そもそも近代科学は、デカルト(17世紀)の「物心二元論」から始まりました。物質と精神は、全く別物とみなし、近代科学ではよくわからない「心」の研究を置き去りにしたまま、ニュートン力学が生まれ、今世紀の初めまでは物質に重点をおいた古典的な物理学の世界がすべてを支配してきたのです。
1915年、アインシュタインが「一般相対性理論」を発表し、光速に近いまでの世界を解明しました。物質世界の限界は、この光速止まりです。それを超えると時間のパラドックスが起こってしまいます。
ところがついに1926年、ハイゼンベルグの「不確定性理論」が発表されたのです。物質の最小単位である原子の中の電子の振舞いには、アインシュタインの相対性理論でも当てはまらない世界がありました。それは、あったり、なかったり、壁を通過したり、とても霊的だったのです。ハイゼンベルグは、粒子の位置の不安定さと、量子の質量を掛け合わせた量が「プランクの定数」と呼ばれる一定の値より小さくできないことを数学的に証明しました。これが量子力学の確立です。
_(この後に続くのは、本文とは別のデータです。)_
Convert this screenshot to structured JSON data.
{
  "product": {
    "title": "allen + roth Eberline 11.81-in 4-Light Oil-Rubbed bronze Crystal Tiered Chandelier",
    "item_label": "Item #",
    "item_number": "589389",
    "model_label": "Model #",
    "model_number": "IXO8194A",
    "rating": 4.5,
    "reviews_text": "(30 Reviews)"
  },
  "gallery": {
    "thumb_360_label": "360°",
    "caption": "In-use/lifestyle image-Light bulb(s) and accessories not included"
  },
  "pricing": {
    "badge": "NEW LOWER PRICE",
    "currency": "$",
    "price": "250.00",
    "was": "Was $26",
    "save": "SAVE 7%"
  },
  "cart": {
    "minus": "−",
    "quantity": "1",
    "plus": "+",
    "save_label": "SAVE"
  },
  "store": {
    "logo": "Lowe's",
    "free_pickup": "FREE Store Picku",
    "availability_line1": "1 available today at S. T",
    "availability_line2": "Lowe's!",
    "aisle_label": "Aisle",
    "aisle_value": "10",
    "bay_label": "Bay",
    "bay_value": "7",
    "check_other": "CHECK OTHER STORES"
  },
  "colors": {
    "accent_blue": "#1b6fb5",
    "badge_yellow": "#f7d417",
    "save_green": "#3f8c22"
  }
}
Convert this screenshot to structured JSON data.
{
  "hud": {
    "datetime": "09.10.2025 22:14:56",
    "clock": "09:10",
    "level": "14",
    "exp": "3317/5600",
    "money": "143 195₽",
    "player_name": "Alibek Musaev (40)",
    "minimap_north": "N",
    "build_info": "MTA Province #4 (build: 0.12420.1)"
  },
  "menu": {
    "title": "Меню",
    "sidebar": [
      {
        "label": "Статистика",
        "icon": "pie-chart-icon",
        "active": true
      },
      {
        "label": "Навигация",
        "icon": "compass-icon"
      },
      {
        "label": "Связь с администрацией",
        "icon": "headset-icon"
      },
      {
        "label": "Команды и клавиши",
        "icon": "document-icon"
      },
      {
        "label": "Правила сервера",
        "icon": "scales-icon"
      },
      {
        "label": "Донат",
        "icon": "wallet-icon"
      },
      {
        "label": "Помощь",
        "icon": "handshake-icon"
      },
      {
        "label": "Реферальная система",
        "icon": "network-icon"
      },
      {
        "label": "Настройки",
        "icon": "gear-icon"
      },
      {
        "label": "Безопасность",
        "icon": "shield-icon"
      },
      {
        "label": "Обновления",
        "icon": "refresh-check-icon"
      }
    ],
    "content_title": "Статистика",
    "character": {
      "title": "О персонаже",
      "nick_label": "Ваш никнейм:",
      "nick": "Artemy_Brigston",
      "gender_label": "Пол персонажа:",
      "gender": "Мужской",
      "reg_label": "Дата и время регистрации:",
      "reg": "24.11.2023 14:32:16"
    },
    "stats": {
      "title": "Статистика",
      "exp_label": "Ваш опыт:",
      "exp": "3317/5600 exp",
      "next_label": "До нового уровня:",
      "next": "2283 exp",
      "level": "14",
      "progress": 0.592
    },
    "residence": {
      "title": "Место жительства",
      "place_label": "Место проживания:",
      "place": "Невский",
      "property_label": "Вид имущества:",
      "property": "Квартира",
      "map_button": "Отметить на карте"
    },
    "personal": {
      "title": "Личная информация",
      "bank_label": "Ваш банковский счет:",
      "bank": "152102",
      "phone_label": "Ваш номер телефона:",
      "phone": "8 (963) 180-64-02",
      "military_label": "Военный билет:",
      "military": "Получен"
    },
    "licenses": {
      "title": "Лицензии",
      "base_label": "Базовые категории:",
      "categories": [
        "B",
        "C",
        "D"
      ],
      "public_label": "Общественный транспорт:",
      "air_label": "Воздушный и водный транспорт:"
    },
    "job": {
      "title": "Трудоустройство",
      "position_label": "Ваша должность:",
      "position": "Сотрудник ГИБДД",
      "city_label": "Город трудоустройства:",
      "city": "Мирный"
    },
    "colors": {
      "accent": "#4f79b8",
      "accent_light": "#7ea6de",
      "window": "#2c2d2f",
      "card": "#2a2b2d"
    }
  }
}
専門的な説明はこれぐらいにとどめますが、詳しく知りたい方には、手軽に読める「量子力学」の本もあります。
素粒子の動きは光速を超えました。また、波動でもありました。そして、原子や電子の実験を行っていたボーアが研究に行き詰っていたとき、量子力学が明快な解決の糸口をもたらしました。最初は単純な水素原子モデルしか作れなかったのが、電子を「波動」とみなせば、どんなに複雑な構造の原子モデルをも作ることが出来ます。確かなものであり「固い」ものであると誰もが信じていた物質存在への神式は、とたんに不安定なものとなり、揺らぎだしたのです。